NEW YORK – In June 2019, Facebook made a daring announcement: within a year, it would launch a new global currency, the Libra. The idea was to offer an alternative to national currencies in cross-border transactions, and to provide a payment network for billions of unbanked people. A strictly digital token, the Libra was to be issued by an association in Switzerland and backed by a basket of national currencies, implying that its creators sought independence from sovereign powers.
But Facebook soon lowered its sights. Libra has since been renamed Diem, and the issuing entity has moved from Switzerland to the United States, where it has formed a partnership with Silvergate Bank to issue a token that complies with US banking regulations. A project that began by taking its name from a Roman currency and wrapping itself in the image of Caesar Augustus has ended as part of an online financial-services platform based in a corporate office park in La Jolla.
Libra’s quick rise and fall is a telltale case of a premature and ill-designed attempt to challenge the powers that be. Among other things, its fate highlights the critical importance of building coalitions that are willing and able to play both offense and defense against challengers.
Facebook and the Libra Association did not invent the idea of digital currencies, which had been around for a decade. Nor were they breaking new ground in payment systems. Companies like PayPal have been building alternative systems in the shadow of (and often by piggybacking on) existing banking infrastructure for more than two decades. This low profile was both a strength and a weakness: it allowed new platforms to expand without raising the ire of regulators; but it also left them dependent on legacy institutions and easy to copy.
As a latecomer to the game, Facebook hoped to use its comparative advantage as a digital platform with more than 2.3 billion users to take digital currency mainstream. Building on the “stable coin” fad, Libra was to be tethered to a basket of currencies issued by countries with a reputation for stability, and with reliable backstopping from central banks. Its value would track a weighted average of the British pound, the US dollar, the euro, the Singapore dollar, and the Japanese yen, even though it would be issued by an entity outside any of those countries’ jurisdictions.

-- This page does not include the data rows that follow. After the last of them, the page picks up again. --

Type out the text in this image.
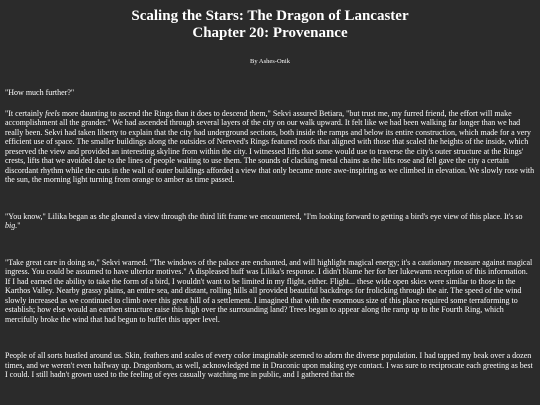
Scaling the Stars: The Dragon of Lancaster
Chapter 20: Provenance
By Ashes-Onik

"How much further?"

"It certainly feels more daunting to ascend the Rings than it does to descend them," Sekvi assured Betiara, "but trust me, my furred friend, the effort will make accomplishment all the grander." We had ascended through several layers of the city on our walk upward. It felt like we had been walking far longer than we had really been. Sekvi had taken liberty to explain that the city had underground sections, both inside the ramps and below its entire construction, which made for a very efficient use of space. The smaller buildings along the outsides of Nereved's Rings featured roofs that aligned with those that scaled the heights of the inside, which preserved the view and provided an interesting skyline from within the city. I witnessed lifts that some would use to traverse the city's outer structure at the Rings' crests, lifts that we avoided due to the lines of people waiting to use them. The sounds of clacking metal chains as the lifts rose and fell gave the city a certain discordant rhythm while the cuts in the wall of outer buildings afforded a view that only became more awe-inspiring as we climbed in elevation. We slowly rose with the sun, the morning light turning from orange to amber as time passed.

"You know," Lilika began as she gleaned a view through the third lift frame we encountered, "I'm looking forward to getting a bird's eye view of this place. It's so big."

"Take great care in doing so," Sekvi warned. "The windows of the palace are enchanted, and will highlight magical energy; it's a cautionary measure against magical ingress. You could be assumed to have ulterior motives." A displeased huff was Lilika's response. I didn't blame her for her lukewarm reception of this information. If I had earned the ability to take the form of a bird, I wouldn't want to be limited in my flight, either. Flight... these wide open skies were similar to those in the Karthos Valley. Nearby grassy plains, an entire sea, and distant, rolling hills all provided beautiful backdrops for frolicking through the air. The speed of the wind slowly increased as we continued to climb over this great hill of a settlement. I imagined that with the enormous size of this place required some terraforming to establish; how else would an earthen structure raise this high over the surrounding land? Trees began to appear along the ramp up to the Fourth Ring, which mercifully broke the wind that had begun to buffet this upper level.

People of all sorts bustled around us. Skin, feathers and scales of every color imaginable seemed to adorn the diverse population. I had tapped my beak over a dozen times, and we weren't even halfway up. Dragonborn, as well, acknowledged me in Draconic upon making eye contact. I was sure to reciprocate each greeting as best I could. I still hadn't grown used to the feeling of eyes casually watching me in public, and I gathered that the
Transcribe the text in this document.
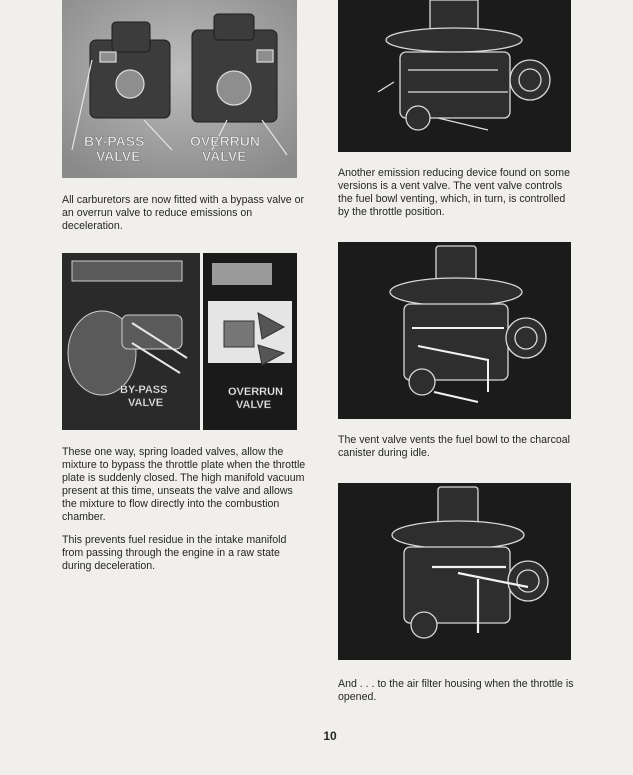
BY-PASS
VALVE
OVERRUN
VALVE

All carburetors are now fitted with a bypass valve or an overrun valve to reduce emissions on deceleration.

BY-PASS
VALVE
OVERRUN
VALVE

These one way, spring loaded valves, allow the mixture to bypass the throttle plate when the throttle plate is suddenly closed. The high manifold vacuum present at this time, unseats the valve and allows the mixture to flow directly into the combustion chamber.

This prevents fuel residue in the intake manifold from passing through the engine in a raw state during deceleration.

Another emission reducing device found on some versions is a vent valve. The vent valve controls the fuel bowl venting, which, in turn, is controlled by the throttle position.

The vent valve vents the fuel bowl to the charcoal canister during idle.

And . . . to the air filter housing when the throttle is opened.

10
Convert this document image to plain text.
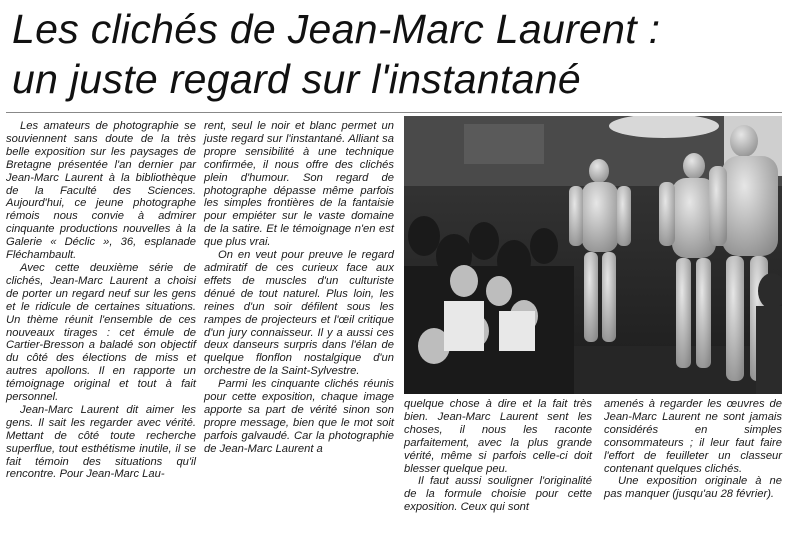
Les clichés de Jean-Marc Laurent :
un juste regard sur l'instantané

Les amateurs de photographie se souviennent sans doute de la très belle exposition sur les paysages de Bretagne présentée l'an dernier par Jean-Marc Laurent à la bibliothèque de la Faculté des Sciences. Aujourd'hui, ce jeune photographe rémois nous convie à admirer cinquante productions nouvelles à la Galerie « Déclic », 36, esplanade Fléchambault.

Avec cette deuxième série de clichés, Jean-Marc Laurent a choisi de porter un regard neuf sur les gens et le ridicule de certaines situations. Un thème réunit l'ensemble de ces nouveaux tirages : cet émule de Cartier-Bresson a baladé son objectif du côté des élections de miss et autres apollons. Il en rapporte un témoignage original et tout à fait personnel.

Jean-Marc Laurent dit aimer les gens. Il sait les regarder avec vérité. Mettant de côté toute recherche superflue, tout esthétisme inutile, il se fait témoin des situations qu'il rencontre. Pour Jean-Marc Lau-

rent, seul le noir et blanc permet un juste regard sur l'instantané. Alliant sa propre sensibilité à une technique confirmée, il nous offre des clichés plein d'humour. Son regard de photographe dépasse même parfois les simples frontières de la fantaisie pour empiéter sur le vaste domaine de la satire. Et le témoignage n'en est que plus vrai.

On en veut pour preuve le regard admiratif de ces curieux face aux effets de muscles d'un culturiste dénué de tout naturel. Plus loin, les reines d'un soir défilent sous les rampes de projecteurs et l'œil critique d'un jury connaisseur. Il y a aussi ces deux danseurs surpris dans l'élan de quelque flonflon nostalgique d'un orchestre de la Saint-Sylvestre.

Parmi les cinquante clichés réunis pour cette exposition, chaque image apporte sa part de vérité sinon son propre message, bien que le mot soit parfois galvaudé. Car la photographie de Jean-Marc Laurent a

quelque chose à dire et la fait très bien. Jean-Marc Laurent sent les choses, il nous les raconte parfaitement, avec la plus grande vérité, même si parfois celle-ci doit blesser quelque peu.

Il faut aussi souligner l'originalité de la formule choisie pour cette exposition. Ceux qui sont

amenés à regarder les œuvres de Jean-Marc Laurent ne sont jamais considérés en simples consommateurs ; il leur faut faire l'effort de feuilleter un classeur contenant quelques clichés.

Une exposition originale à ne pas manquer (jusqu'au 28 février).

The regulatory backlash was swift and fierce. Within weeks, hearings were organized in both houses of the US Congress, and politicians around the world voiced their disapproval. National authorities quickly formed a united front and pledged to scrutinize every aspect of what they perceived as a threat to their monetary sovereignty. The Financial Stability Board, which counts the G20 among its members, launched a review of the existing regulatory frameworks and began coordinating the response to Libra and other aspiring global stable coins.
Nothing unites disparate interests like a common enemy. Libra’s ambition was more than the world’s leading economic powers could take. No matter how much Facebook CEO Mark Zuckerberg pleaded for leniency or fearmongered about China’s efforts to develop a global digital payment system, he could not sway the powers that be.
Facebook was forced to retreat. First, the Libra Association started losing key members. When Visa, Mastercard, and PayPal left, the writing was on the wall, even though the overall number of members continued to increase. To alleviate market and political concerns, Facebook had to renounce its own engagement with the association. Then came the ill-fated renaming from Libra (balance) to Diem (day), which has been tainted by copyright issues.
When the Diem Association finally announced its relocation from Switzerland to the US this month, it was hard not to be reminded of Henry IV’s infamous trek to Canossa in 1077. Though Henry was emperor of the Holy Roman Empire, he was forced to humiliate himself by crossing the Alps in winter to beg for leniency from Pope Gregory VII, whose authority he had openly challenged by appointing bishops in contravention of a papal decree.
Henry’s challenge to papal authority succeeded as long as he had the German kings behind him. But the pope responded by excommunicating Henry, denouncing the other kings’ pledge of allegiance, and lobbying them to deny Henry their support unless he agreed to atone. When Henry’s allies wavered, he had no choice but to submit himself on both knees to the pope.
Facebook’s retreat has been less dramatic: a reshuffling of paperwork and negotiations with a different set of regulators are all it took to decamp to Southern California. Nonetheless, the history of the struggle between secular and religious power, epitomized by Henry and Gregory’s standoff, holds lessons for power seekers today. Above all, it is risky business to reach for the crown jewel of state sovereignty – in this case, money. If you dare to do so, you should be sure that you and your collaborators are sufficiently independent from the power that is being challenged. And you had better have the capacity to backstop your own money, lest it crash when its holders seek safety and rush for the exit.
Monetary incumbents also can learn from Libra’s fate. In earthly matters, power is always contested and therefore always temporary. With challengers perpetually waiting in the wings, incumbents that do not learn how to control them will eventually have to yield.
Katharina Pistor, Professor of Comparative Law at Columbia Law School, is the author of The Code of Capital: How the Law Creates Wealth and Inequality.